Bhat Prahlad, Tamboli Pheroze, Sircar Kanishka, Kannan Kasthuri
Department of Translational Molecular Pathology, The University of Texas MD Anderson Cancer Center, 2130 W Holcombe Blvd., Houston, TX 77030, USA.
Department of Pathology, The University of Texas MD Anderson Cancer Center, 1515 Holcombe Boulevard, Houston, TX 77030, USA.
Cancers (Basel). 2025 Jan 14;17(2):249. doi: 10.3390/cancers17020249.

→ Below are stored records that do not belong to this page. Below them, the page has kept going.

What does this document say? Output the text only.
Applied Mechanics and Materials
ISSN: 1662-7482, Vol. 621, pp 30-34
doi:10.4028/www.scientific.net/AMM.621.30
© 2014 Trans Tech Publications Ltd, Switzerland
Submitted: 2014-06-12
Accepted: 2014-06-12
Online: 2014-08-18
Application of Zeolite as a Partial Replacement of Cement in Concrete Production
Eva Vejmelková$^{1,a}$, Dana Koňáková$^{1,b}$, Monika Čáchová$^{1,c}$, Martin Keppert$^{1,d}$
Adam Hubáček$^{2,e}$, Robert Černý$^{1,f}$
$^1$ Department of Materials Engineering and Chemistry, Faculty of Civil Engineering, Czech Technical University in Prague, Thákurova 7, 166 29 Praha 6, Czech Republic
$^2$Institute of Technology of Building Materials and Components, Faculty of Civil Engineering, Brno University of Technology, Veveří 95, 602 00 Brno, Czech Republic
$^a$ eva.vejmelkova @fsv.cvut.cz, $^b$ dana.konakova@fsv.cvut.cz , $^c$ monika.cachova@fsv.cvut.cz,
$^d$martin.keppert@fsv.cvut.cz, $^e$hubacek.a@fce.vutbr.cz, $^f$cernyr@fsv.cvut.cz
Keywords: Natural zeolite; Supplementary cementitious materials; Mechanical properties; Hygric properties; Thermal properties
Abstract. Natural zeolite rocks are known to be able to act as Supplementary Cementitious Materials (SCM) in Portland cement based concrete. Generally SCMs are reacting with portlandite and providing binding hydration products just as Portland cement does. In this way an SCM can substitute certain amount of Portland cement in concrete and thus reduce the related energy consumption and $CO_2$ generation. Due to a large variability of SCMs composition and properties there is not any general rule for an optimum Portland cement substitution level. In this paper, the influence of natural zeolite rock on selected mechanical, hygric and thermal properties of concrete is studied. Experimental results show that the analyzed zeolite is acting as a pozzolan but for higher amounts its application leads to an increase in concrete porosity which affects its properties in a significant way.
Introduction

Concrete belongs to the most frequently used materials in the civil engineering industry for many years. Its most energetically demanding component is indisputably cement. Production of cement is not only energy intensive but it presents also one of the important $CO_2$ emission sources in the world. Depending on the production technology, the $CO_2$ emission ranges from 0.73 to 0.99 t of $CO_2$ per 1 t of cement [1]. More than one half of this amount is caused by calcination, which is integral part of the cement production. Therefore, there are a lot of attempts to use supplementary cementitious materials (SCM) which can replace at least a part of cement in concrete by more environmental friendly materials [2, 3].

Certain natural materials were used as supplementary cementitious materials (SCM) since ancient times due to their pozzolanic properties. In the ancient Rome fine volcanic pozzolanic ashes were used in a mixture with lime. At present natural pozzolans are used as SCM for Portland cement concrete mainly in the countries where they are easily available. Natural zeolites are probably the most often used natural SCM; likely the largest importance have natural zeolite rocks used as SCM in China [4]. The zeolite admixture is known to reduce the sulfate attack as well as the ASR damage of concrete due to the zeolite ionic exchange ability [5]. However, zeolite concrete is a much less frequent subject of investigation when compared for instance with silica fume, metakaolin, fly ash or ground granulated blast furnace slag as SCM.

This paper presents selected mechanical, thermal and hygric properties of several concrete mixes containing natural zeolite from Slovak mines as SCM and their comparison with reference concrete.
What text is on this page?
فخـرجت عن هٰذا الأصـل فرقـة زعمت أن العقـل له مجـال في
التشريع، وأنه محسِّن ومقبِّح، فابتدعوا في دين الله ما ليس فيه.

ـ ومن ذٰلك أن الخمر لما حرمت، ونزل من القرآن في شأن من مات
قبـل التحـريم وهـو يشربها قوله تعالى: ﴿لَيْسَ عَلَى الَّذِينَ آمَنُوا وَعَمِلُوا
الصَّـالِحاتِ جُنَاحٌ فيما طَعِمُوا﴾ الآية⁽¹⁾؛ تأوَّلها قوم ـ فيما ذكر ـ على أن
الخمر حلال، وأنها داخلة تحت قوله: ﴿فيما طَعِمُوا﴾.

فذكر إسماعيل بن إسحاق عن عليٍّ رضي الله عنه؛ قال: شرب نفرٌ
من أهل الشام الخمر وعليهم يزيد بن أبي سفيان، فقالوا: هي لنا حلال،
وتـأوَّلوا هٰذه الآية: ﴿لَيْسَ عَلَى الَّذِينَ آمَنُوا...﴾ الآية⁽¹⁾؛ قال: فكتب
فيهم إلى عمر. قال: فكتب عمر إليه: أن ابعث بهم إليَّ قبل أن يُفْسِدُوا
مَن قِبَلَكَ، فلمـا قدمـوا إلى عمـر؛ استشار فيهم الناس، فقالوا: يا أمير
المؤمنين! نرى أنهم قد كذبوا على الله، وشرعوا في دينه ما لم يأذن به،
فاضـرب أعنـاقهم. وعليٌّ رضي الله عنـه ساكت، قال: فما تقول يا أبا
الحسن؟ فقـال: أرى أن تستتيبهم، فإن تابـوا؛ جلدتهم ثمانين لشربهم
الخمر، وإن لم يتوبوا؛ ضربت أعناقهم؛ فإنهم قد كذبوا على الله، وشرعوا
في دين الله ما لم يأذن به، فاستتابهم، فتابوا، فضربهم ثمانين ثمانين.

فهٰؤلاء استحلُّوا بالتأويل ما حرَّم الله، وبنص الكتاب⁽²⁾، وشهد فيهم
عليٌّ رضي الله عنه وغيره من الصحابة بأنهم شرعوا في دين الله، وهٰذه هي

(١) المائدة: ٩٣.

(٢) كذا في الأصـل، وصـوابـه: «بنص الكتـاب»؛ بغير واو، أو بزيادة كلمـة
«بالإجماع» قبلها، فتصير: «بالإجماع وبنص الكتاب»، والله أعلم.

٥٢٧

Predicting the behavior of clear cell renal cell carcinoma (ccRCC) is challenging using standard-of-care histopathologic examination. Indeed, pathologic RCC tumor grading, based on nuclear morphology, performs poorly in predicting outcomes of patients with International Society of Urological Pathology/World Health Organization grade 2 and 3 tumors, which account for most ccRCCs. We applied spatial point process modeling of H&E-stained images of patients with grade 2 and grade 3 ccRCCs ( = 72) to find optimum separation into two groups. One group was associated with greater spatial randomness and clinical metastasis ( < 0.01). Notably, spatial analysis outperformed standard pathologic grading in predicting clinical metastasis. Moreover, cell-to-cell interaction distances in the metastasis-associated group were significantly greater than those in the other patient group and were also greater than expected by the random distribution of cells. Differential gene expression between the two spatially defined groups of patients revealed a matrisome signature, consistent with the extracellular matrix's crucial role in tumor invasion. The top differentially expressed genes (with a fold change > 3) stratified a larger, multi-institutional cohort of 352 ccRCC patients from The Cancer Genome Atlas into groups with significant differences in survival and TNM disease stage. Our results suggest that the spatial distribution of ccRCC tumor cells can be extracted from H&E-stained images and that it is associated with metastasis and with extracellular matrix genes that are presumably driving these tumors' aggressive behavior.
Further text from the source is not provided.